A MUM whose son has one of the world’s rarest genetic conditions has urged the NHS to give him the gift of hearing before Christmas.

Little Zac Clark, 6, is one of just 80 people in the world, and the only person in Scotland, who has Riboflavin Transporter deficiency (RTD) which affects his mobility, hearing, speech and sight.

Until he was three years old, Castlemilk lad Zac looked and acted like any other child.

He could walk, run and play, see, hear and talk - things he is now virtually unable to do.

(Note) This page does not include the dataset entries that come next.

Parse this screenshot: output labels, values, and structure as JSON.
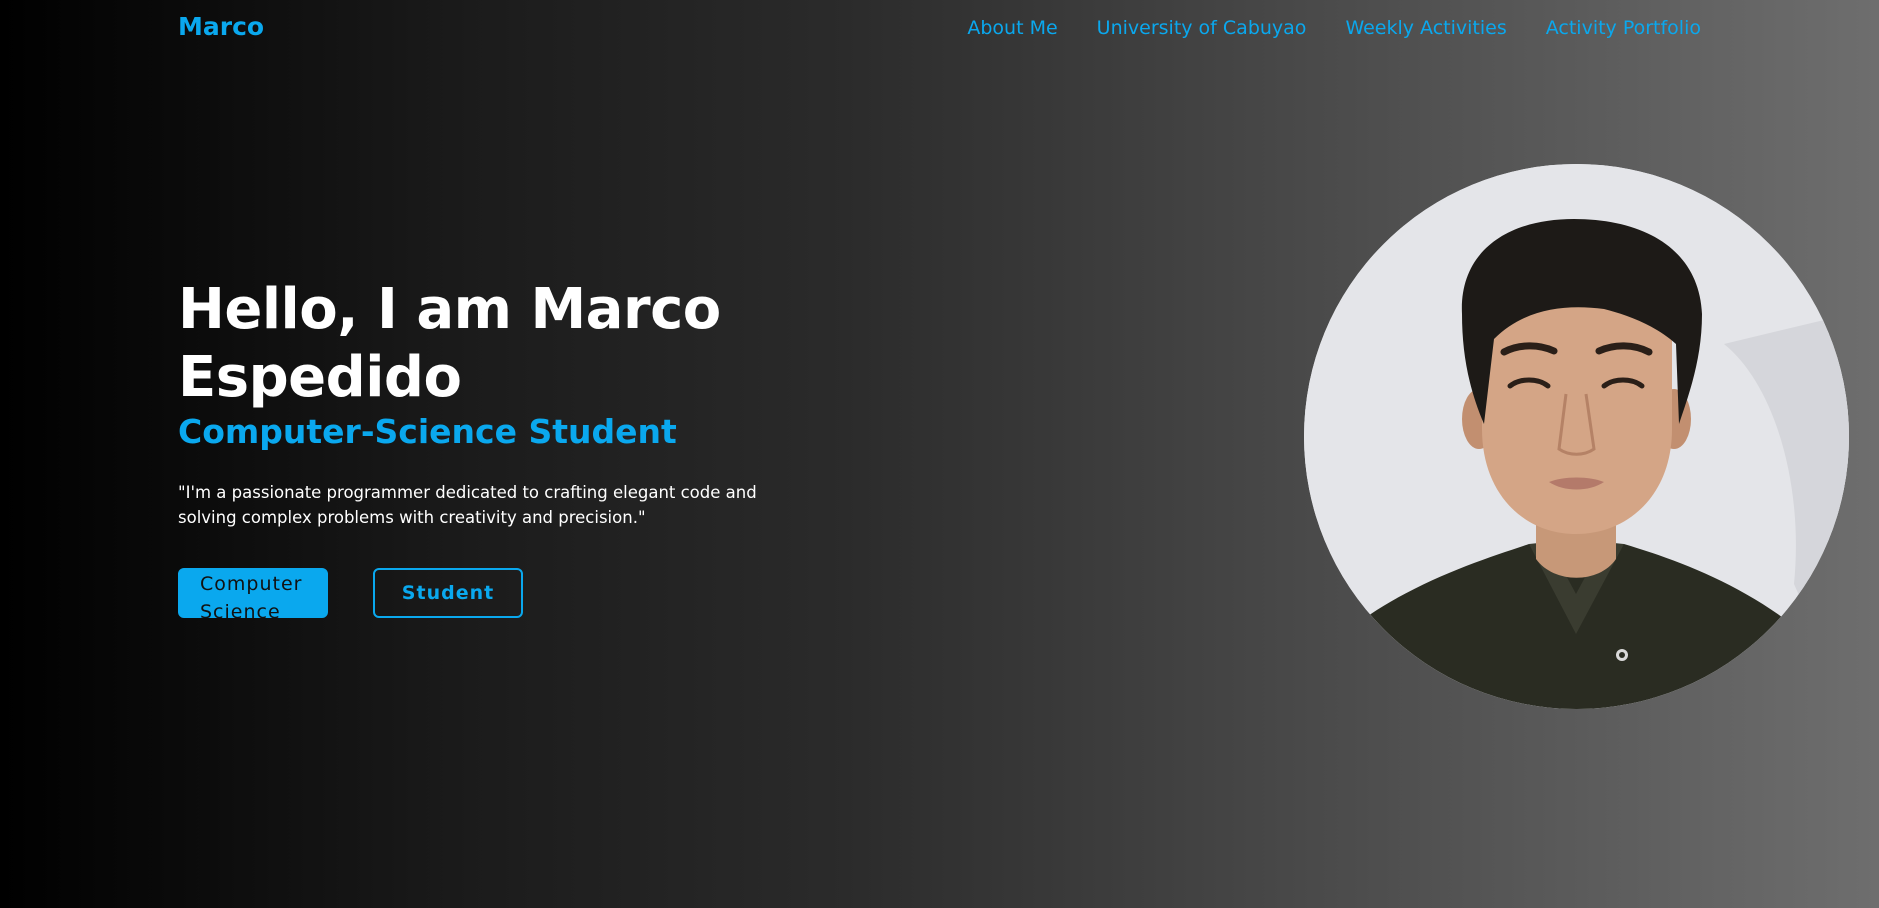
{
  "nav": {
    "logo": "Marco",
    "links": [
      {
        "label": "About Me"
      },
      {
        "label": "University of Cabuyao"
      },
      {
        "label": "Weekly Activities"
      },
      {
        "label": "Activity Portfolio"
      }
    ]
  },
  "hero": {
    "title": "Hello, I am Marco Espedido",
    "subtitle": "Computer-Science Student",
    "quote": "\"I'm a passionate programmer dedicated to crafting elegant code and solving complex problems with creativity and precision.\"",
    "buttons": {
      "primary": "Computer Science",
      "secondary": "Student"
    }
  },
  "colors": {
    "accent": "#0aa8ee",
    "text": "#ffffff"
  }
}
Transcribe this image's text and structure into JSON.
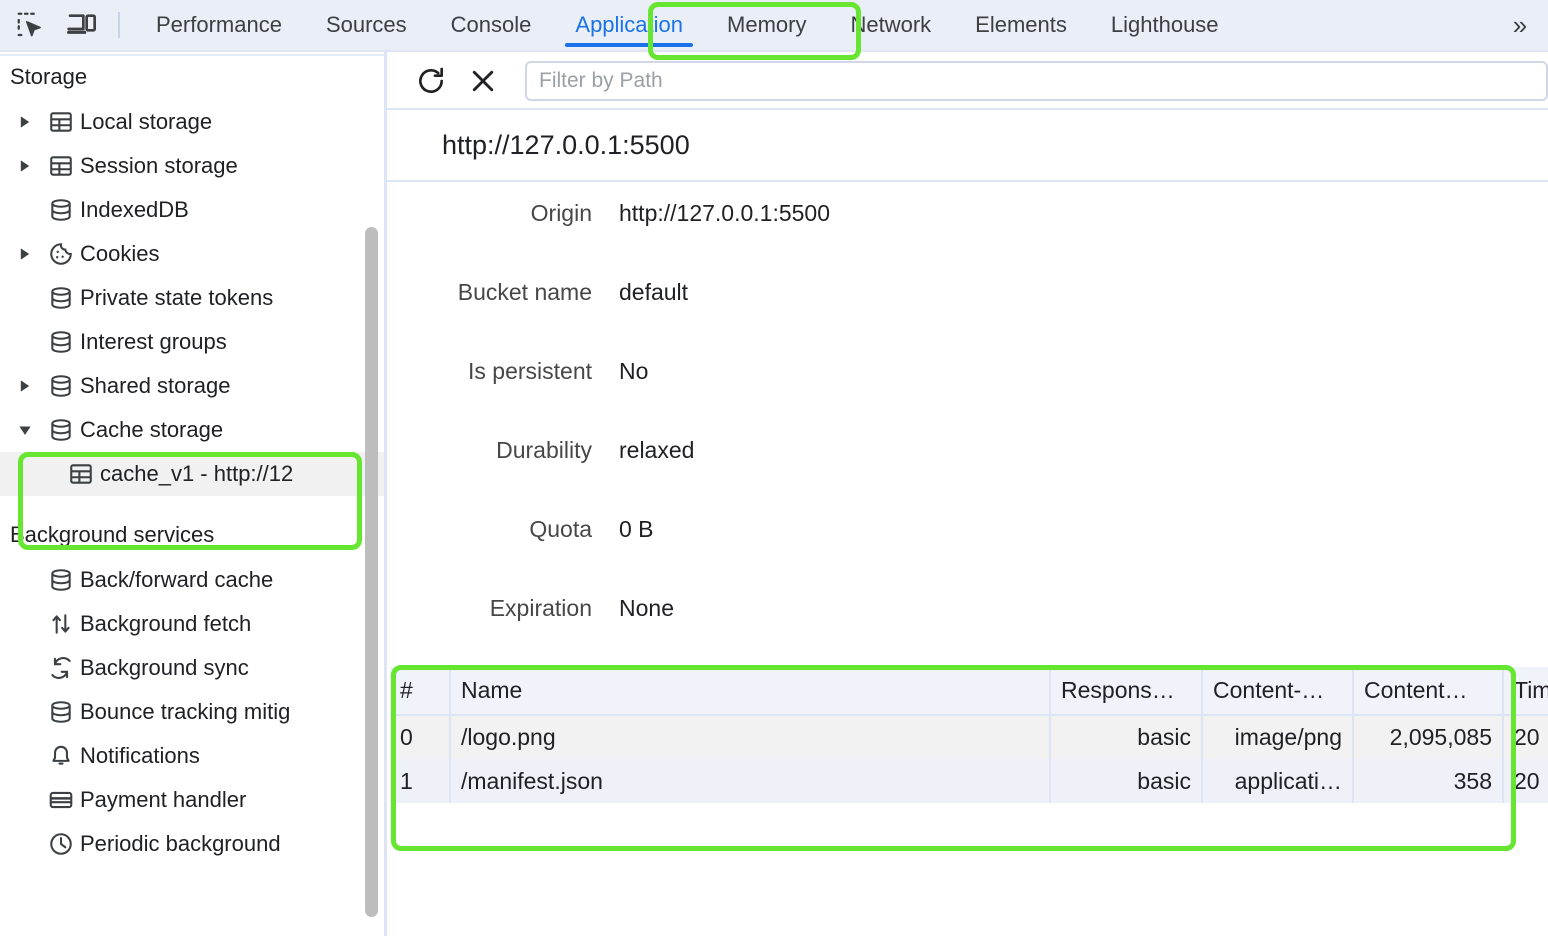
{
  "toolbar_icons": {
    "inspect": "inspect-element-icon",
    "device": "device-toolbar-icon",
    "more": "»"
  },
  "tabs": [
    {
      "label": "Performance",
      "active": false
    },
    {
      "label": "Sources",
      "active": false
    },
    {
      "label": "Console",
      "active": false
    },
    {
      "label": "Application",
      "active": true
    },
    {
      "label": "Memory",
      "active": false
    },
    {
      "label": "Network",
      "active": false
    },
    {
      "label": "Elements",
      "active": false
    },
    {
      "label": "Lighthouse",
      "active": false
    }
  ],
  "sidebar": {
    "sections": [
      {
        "title": "Storage",
        "items": [
          {
            "label": "Local storage",
            "icon": "table-icon",
            "expander": "collapsed",
            "selected": false,
            "indent": false
          },
          {
            "label": "Session storage",
            "icon": "table-icon",
            "expander": "collapsed",
            "selected": false,
            "indent": false
          },
          {
            "label": "IndexedDB",
            "icon": "database-icon",
            "expander": "none",
            "selected": false,
            "indent": false
          },
          {
            "label": "Cookies",
            "icon": "cookie-icon",
            "expander": "collapsed",
            "selected": false,
            "indent": false
          },
          {
            "label": "Private state tokens",
            "icon": "database-icon",
            "expander": "none",
            "selected": false,
            "indent": false
          },
          {
            "label": "Interest groups",
            "icon": "database-icon",
            "expander": "none",
            "selected": false,
            "indent": false
          },
          {
            "label": "Shared storage",
            "icon": "database-icon",
            "expander": "collapsed",
            "selected": false,
            "indent": false
          },
          {
            "label": "Cache storage",
            "icon": "database-icon",
            "expander": "expanded",
            "selected": false,
            "indent": false
          },
          {
            "label": "cache_v1 - http://12",
            "icon": "table-icon",
            "expander": "none",
            "selected": true,
            "indent": true
          }
        ]
      },
      {
        "title": "Background services",
        "items": [
          {
            "label": "Back/forward cache",
            "icon": "database-icon",
            "expander": "none",
            "selected": false,
            "indent": false
          },
          {
            "label": "Background fetch",
            "icon": "updown-arrows-icon",
            "expander": "none",
            "selected": false,
            "indent": false
          },
          {
            "label": "Background sync",
            "icon": "sync-icon",
            "expander": "none",
            "selected": false,
            "indent": false
          },
          {
            "label": "Bounce tracking mitig",
            "icon": "database-icon",
            "expander": "none",
            "selected": false,
            "indent": false
          },
          {
            "label": "Notifications",
            "icon": "bell-icon",
            "expander": "none",
            "selected": false,
            "indent": false
          },
          {
            "label": "Payment handler",
            "icon": "credit-card-icon",
            "expander": "none",
            "selected": false,
            "indent": false
          },
          {
            "label": "Periodic background",
            "icon": "clock-icon",
            "expander": "none",
            "selected": false,
            "indent": false
          }
        ]
      }
    ]
  },
  "main": {
    "toolbar": {
      "refresh_icon": "refresh-icon",
      "clear_icon": "clear-icon",
      "filter_placeholder": "Filter by Path",
      "filter_value": ""
    },
    "title": "http://127.0.0.1:5500",
    "metadata": [
      {
        "key": "Origin",
        "value": "http://127.0.0.1:5500"
      },
      {
        "key": "Bucket name",
        "value": "default"
      },
      {
        "key": "Is persistent",
        "value": "No"
      },
      {
        "key": "Durability",
        "value": "relaxed"
      },
      {
        "key": "Quota",
        "value": "0 B"
      },
      {
        "key": "Expiration",
        "value": "None"
      }
    ],
    "table": {
      "columns": [
        {
          "label": "#",
          "align": "left"
        },
        {
          "label": "Name",
          "align": "left"
        },
        {
          "label": "Respons…",
          "align": "right"
        },
        {
          "label": "Content-…",
          "align": "right"
        },
        {
          "label": "Content…",
          "align": "right"
        },
        {
          "label": "Tim",
          "align": "left"
        }
      ],
      "rows": [
        {
          "index": "0",
          "name": "/logo.png",
          "response_type": "basic",
          "content_type": "image/png",
          "content_length": "2,095,085",
          "time": "20"
        },
        {
          "index": "1",
          "name": "/manifest.json",
          "response_type": "basic",
          "content_type": "applicati…",
          "content_length": "358",
          "time": "20"
        }
      ]
    }
  },
  "annotations": {
    "highlight_color": "#66e531",
    "targets": [
      "application-tab",
      "cache-storage-group",
      "cache-entries-table"
    ]
  }
}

In May 2013, when Zac was just 3, his parents Kimberley, 27, and Pat, 30, began noticing he walked with a wider stance than other kids, and his eyes seemed to flicker, unable to stay focused on one object for any length of time.

Read more: Inspirational young people who have overcome odds are shortlisted for The Prince’s Trust Awards

After years of scans, blood tests and misdiagnoses, the family finally received confirmation that Zac had RTD in January this year and thought they were finally on their way to getting the right help for him.

They visited the specialist Cochlear Implant unit at Crosshouse hospital in the hope of getting implants for Zac, which mum Kimberley said would greatly improve his quality of life.

Evening Times:

However medics disagreed and refused to implant the youngster, saying he would not be able to make use of any extra sound he could hear.

Cochlear implants don’t act like hearing aids, which amplify sound; instead the electronic device replaces the damaged part of the inner ear, giving sound signals to the brain.

Kimberley explained: “With Zac, he can hear noise but he can’t process it. When it reaches him it only sounds muffled, like white noise almost.

“ The implants might be able to help him distinguish sounds better. It would help us understand his needs more.”

Tearfully Kimberley explained how the family appealed the doctors’ decision but they were again rejected.

The mum-of-two said: “I just want the best for my son. He is being denied his basic right to be able to hear.

“ How can they decide that he wouldn’t benefit from the implants when there is nobody else in Scotland who has his condition?

“He might be able to get some of his speech back... We might even be able to hear him say ‘I love you’ again.”

Around the world, children in Australia, England and America have been given the implants, and scientific research states they can help improve speech perception.

Ava Joliffe, 10, from Preston, is one such child with RTD who has been given the implants, which her mum Laura said has made a huge difference to her life.

Read more: Inspirational young people who have overcome odds are shortlisted for The Prince’s Trust Awards

Laura, 45, said: “Ava was implanted in July 2015, and since then she has not only improved in the volume ranges she can hear at, but also the speech perception is now moving forward. She can answer to her name, and for the first time in 7 years she is now learning new words and accessing environmental sounds.

“It’s made a big difference to us all as she is now hearing the dog bark, the phone ring and her name being called.”

Lyndsay Fraser an ENT consultant at NHS Ayrshire and Arran said: "NHS Ayrshire and Arran provides a national cochlear implant service for profoundly deaf adults and children across Scotland.

"Each patient is assessed on an individual basis and all decisions are based on clinical guidelines and detailed complex criteria.

"Every patient who meets the criteria for a cochlear implant will receive one."